Selanjutnya, kalangan muda inilah pengguna media baru terbesar. Para millenial adalah penduduk asli dunia digital (native digital) yang akan mewarnai hiruk pikuk dalam dunia online. Bagi mereka yang memiliki latar belakang pendidikan dan pemahaman yang cukup tentang media tentu tidak bermasalah. Tetapi bagi mereka yang rentan pemahamannya terhadap media tentu sulit membedakan mana konten media yang bermanfaat, dan mana yang bermasalah jika dikonsumsi masyarakat tertentu.  

Sejalan dengan tujuan literasi media memberdayakan pengguna media sosial (netizen) sekaligus mengkonstruksi muatan positif dalam memanfaatkan media sosial adalah untuk menghasilkan warga masyarakat yang “well informed” serta dapat membuat penilaian terhadap content media berdasarkan pengetahuan dan pemahaman mereka terhadap media yang bersangkutan. Literasi media mempunyai konsep memfasilitasi khalayak konsumen media (publik) untuk berbudaya dalam memanfaatkan media sosial. Oleh karena itu, salah satu prinsip dalam pendidikan literasi media adalah memberdayakan khalayak. Disebut memberdayakan karena model literasi media menjadi kompas baru dalam mengarungi dunia media yang luas, sehingga orang tidak akan menjadi korban pembohongan media. Secara operasional, aspek literasi media ini harus bisa memunculkan kesadaran tentang posisi dan peran media baru (new media) dalam kehidupan berbangsa.  
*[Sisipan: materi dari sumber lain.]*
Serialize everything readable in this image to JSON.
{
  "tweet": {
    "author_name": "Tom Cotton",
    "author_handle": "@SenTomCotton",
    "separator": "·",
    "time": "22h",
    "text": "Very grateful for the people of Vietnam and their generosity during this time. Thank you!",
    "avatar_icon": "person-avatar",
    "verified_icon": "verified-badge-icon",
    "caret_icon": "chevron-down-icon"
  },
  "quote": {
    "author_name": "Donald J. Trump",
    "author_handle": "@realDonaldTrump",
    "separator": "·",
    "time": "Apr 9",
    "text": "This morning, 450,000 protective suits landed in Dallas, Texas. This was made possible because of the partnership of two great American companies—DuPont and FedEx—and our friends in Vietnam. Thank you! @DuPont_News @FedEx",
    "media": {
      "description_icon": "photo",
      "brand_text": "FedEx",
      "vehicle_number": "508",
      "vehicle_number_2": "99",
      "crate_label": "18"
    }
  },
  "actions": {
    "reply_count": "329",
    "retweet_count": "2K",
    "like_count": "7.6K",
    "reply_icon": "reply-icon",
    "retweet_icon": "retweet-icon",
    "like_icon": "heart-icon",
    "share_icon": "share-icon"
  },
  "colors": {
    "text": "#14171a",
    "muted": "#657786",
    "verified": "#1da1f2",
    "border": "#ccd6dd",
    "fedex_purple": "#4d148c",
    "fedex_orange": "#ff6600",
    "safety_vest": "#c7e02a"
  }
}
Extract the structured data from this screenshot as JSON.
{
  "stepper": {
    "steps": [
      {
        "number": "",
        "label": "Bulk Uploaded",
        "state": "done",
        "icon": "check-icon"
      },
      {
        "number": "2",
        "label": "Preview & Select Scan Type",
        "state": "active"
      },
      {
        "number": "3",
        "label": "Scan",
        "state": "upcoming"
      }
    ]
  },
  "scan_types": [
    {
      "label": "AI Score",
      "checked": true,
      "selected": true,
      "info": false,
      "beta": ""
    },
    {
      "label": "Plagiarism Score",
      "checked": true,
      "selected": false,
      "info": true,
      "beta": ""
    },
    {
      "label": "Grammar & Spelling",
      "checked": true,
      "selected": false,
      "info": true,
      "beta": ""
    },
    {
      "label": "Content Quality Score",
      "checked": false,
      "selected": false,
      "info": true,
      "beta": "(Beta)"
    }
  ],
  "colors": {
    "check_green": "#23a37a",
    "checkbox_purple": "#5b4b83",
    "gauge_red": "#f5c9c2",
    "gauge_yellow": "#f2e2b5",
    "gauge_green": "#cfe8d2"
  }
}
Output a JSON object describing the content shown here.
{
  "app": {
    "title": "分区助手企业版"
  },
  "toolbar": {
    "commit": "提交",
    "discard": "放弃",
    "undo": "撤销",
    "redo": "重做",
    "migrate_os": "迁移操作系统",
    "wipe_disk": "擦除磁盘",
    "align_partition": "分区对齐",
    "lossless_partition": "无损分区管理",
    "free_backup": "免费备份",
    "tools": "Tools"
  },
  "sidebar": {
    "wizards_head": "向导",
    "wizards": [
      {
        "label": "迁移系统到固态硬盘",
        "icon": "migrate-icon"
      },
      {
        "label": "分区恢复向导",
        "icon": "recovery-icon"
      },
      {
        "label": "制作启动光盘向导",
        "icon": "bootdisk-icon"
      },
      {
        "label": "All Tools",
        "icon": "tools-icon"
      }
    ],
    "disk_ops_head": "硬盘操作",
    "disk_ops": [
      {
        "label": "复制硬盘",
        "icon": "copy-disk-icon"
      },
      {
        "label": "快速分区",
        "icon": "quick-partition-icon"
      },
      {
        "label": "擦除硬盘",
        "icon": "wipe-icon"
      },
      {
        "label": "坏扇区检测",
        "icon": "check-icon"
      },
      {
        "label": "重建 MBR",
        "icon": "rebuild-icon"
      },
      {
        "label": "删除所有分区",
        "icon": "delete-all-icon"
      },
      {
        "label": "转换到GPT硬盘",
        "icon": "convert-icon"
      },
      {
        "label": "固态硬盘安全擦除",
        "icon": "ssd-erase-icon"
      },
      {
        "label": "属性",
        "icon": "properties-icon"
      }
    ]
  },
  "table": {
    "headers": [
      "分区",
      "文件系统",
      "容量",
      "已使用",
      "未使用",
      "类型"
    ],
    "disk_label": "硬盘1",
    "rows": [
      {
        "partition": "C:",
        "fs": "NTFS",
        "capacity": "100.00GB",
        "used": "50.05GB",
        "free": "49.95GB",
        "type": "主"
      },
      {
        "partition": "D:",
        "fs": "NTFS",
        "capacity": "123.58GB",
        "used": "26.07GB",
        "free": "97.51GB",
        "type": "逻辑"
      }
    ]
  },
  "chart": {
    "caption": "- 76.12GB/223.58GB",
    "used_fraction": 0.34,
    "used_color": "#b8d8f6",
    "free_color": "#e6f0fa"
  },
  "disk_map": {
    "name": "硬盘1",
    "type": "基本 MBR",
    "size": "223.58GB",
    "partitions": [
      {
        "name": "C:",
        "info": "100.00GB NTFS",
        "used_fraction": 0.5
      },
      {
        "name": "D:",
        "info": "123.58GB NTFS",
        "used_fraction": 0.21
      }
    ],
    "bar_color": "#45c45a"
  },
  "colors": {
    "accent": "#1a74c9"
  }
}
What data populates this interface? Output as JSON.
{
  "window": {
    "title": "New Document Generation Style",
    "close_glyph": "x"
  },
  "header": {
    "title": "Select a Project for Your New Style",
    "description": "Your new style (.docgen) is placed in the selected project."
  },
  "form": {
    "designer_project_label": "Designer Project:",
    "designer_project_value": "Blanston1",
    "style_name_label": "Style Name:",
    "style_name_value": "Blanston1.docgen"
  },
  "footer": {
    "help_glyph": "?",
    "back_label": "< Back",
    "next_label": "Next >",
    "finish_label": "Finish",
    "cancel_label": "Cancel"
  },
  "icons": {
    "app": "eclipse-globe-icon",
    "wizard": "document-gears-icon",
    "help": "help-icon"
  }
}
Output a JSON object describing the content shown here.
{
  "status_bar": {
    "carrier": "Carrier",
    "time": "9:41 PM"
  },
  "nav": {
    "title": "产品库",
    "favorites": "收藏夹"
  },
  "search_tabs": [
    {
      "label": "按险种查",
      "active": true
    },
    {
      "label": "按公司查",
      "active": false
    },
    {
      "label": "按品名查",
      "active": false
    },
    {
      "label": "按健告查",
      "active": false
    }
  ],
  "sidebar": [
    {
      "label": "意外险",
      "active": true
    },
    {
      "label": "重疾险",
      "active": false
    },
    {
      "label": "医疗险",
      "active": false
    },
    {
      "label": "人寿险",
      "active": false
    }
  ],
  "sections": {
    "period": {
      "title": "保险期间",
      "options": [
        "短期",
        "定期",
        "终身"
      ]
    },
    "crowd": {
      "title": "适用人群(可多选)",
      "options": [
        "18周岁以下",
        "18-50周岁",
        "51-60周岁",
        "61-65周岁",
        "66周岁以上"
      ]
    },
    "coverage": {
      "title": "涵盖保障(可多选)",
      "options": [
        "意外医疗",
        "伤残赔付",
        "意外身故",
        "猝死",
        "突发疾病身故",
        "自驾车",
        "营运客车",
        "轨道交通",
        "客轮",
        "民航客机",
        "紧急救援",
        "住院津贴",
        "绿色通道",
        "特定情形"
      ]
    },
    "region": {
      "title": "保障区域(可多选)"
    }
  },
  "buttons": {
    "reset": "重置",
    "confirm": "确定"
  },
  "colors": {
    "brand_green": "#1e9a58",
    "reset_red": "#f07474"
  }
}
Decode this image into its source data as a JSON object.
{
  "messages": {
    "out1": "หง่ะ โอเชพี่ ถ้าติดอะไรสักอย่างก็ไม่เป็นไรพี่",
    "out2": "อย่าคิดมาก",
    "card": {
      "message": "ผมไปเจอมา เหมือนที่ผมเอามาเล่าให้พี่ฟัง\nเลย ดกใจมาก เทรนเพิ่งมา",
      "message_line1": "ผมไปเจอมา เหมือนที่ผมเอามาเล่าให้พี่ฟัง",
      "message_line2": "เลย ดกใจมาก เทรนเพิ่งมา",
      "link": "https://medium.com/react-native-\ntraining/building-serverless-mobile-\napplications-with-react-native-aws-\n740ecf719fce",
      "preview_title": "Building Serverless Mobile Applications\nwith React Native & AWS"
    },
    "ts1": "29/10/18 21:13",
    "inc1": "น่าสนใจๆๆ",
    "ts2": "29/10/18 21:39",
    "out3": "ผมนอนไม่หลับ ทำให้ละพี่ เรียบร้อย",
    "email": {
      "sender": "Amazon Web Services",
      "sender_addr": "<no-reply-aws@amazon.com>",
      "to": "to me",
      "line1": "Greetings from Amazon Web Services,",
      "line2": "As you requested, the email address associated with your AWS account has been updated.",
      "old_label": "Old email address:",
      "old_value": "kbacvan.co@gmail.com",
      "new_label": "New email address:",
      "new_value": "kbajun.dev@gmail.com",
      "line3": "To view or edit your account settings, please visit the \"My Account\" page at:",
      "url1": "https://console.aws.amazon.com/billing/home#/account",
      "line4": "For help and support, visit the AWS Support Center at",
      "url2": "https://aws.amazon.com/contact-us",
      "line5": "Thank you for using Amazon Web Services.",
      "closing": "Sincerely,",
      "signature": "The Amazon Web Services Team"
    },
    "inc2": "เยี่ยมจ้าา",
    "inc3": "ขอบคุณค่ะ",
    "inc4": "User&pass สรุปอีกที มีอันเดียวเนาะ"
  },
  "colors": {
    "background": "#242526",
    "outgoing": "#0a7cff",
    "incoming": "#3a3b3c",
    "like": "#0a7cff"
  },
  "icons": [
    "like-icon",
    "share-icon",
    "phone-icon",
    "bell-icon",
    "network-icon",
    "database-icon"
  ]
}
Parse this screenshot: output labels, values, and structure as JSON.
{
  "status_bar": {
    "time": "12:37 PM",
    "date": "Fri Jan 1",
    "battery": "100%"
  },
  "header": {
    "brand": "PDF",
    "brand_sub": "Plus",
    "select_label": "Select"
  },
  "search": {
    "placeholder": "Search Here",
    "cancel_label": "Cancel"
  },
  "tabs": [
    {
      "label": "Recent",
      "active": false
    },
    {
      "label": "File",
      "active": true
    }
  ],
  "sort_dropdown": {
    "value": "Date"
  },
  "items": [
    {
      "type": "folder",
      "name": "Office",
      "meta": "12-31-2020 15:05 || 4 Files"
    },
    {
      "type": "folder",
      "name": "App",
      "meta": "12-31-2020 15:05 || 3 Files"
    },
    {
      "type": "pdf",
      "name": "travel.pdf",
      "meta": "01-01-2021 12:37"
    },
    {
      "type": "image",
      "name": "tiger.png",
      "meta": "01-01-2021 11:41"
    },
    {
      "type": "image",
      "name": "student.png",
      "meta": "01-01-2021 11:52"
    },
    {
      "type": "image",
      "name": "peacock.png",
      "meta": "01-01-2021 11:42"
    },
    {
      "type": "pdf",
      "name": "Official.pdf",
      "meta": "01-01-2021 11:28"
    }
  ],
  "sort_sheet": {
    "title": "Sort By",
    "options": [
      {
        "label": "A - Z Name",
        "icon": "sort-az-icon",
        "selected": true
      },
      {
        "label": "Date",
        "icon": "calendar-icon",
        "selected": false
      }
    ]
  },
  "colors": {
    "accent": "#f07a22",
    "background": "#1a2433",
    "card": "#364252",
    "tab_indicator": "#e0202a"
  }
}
Sampai disini, menguatkan kembali narasi dan literasi kebhinnekaan dalam menghadapi disrupsi informasi, tentu saja menjadi kebutuhan yang sangat mendesak. Literasi kebhinnekaan atau kewargaan (citizenship education) dan kewargaan digital (digital citizenship) tentunya tak sekedar mempersiapkan individu melek informasi. Tujuan utamanya adalah meningkatkan kesadaran tentang hak-hak politik, sosial dan budaya individu dan kelompok, termasuk kebebasan berbicara dan tanggung jawab dan implikasi sosial yang muncul. Dalam beberapa kasus, argumentasi yang efektif dan keterampilan yang diperlukan untuk mengartikulasikan keyakinan dan pendapat pribadi secara bermartabat telah dimasukkan sebagai salah satu hasil belajar pada program pendidikan kewargaan. 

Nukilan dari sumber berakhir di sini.